Pienso que esa tragedia personal se repite en cien­tos de miles de jóvenes malogrados de tal forma. Creo que vale la pena lu­char porque nos han sem­brado de zombies como Augusto.

Aunque fueran vanos mis esfuerzos, él es mi re­cordatorio de esa tragedia nacional. Espero sólo de Dios el milagro de la salva­ción del pueblo de esa des­gracia inmensa.

Pues bien, Dios me oyó; ahora fui yo quien encon­tró un lirio de esperanza; un jovencito de cuarto año de bachillerato es quien lle­va a Augusto; es el hijo me­nor que no conocía, y me dice: “Abuelo acaba de mo­rir; mi madre logró termi­nar su licenciatura, mis tres hermanos son ya profesio­nales y gracias a ello lo te­nemos en una casita al la­do, pero ya usted sabe; vacío para siempre. Des­pués del desastre la familia de mamá nos apoyó y ya usted ve”. Me emocioné y pensé: ¡Qué pueblazo es el nuestro! No todo está per­dido. ¡Viva Dios! Augusto el zombie vive a la sombra del árbol de esa solidari­dad prodigiosa de la fami­lia. Desde luego, volví a mi pesar; no todos los destro­zados como mi jardinero tendrán la misma suerte. Por eso sé que no debe ce­sar la lucha contra ese Cri­men de Lesa Huma­nidad. Augusto me lo recuerda desde su penoso silencio. Es difícil compren­der cuánto ayudan tiempos como éstos para enfrentar los males mayores del pue­blo. Sólo por error se puede creer que predomina la con­servación propia, el “sálvese quien pueda”. Al contrario, es cuando más se piensa en las desdichas ajenas; la compasión se recrece y es como si el señor nos pusiera a prueba.

Augusto, tan humilde y desventurado, nos provo­ca para la lucha, nos qui­ta la indiferencia, sus hijos rescatados por la abne­gación de la familia nos muestran los colores de la esperanza.

Mi inolvidable maestro de primaria, ya a punto de en­trar en la agonía de su tisis, José Dolores Jiménez, nos decía: “Somos pueblo difícil de desbaratar; pónganlo en peligro, sométanlo a du­rezas y verán lo que es el dominicano. Por eso es la Nación que es, no se des­alienten. Era el año ´44 del siglo pasado. Uno después de la epopeya de la Independencia, Es­taba sojuzgado y el mo­ribundo maestro nos de­cía: “No se desalienten”. Ese mensaje traía otros colores de la esperanza.
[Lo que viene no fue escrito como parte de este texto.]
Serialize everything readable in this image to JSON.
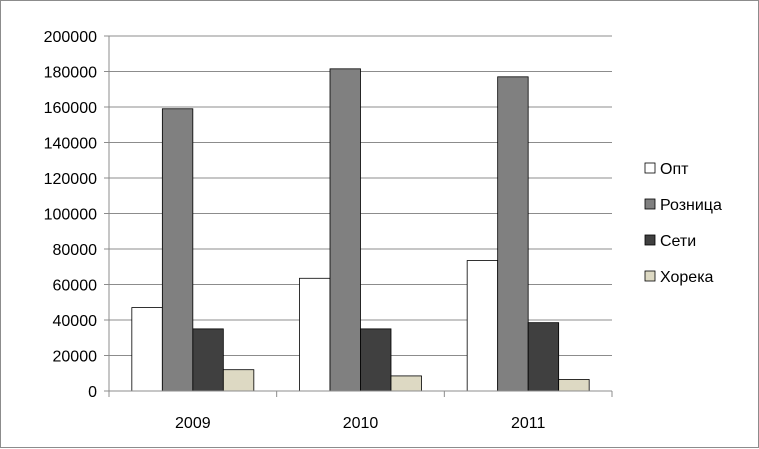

La Pandemia parece un umbral sólo de desastres y, sin embargo, ofrece el al­bergue a los mejores pensa­mientos y las determinacio­nes más necesarias para el pueblo.

En medio de sus desgra­cias, Augusto me devuelve el aliento. Para todos nosotros está la convocatoria de los mayores esfuerzos comunes frente a todo lo aciago que nos amenaza. Recuerden, Dios está al mando.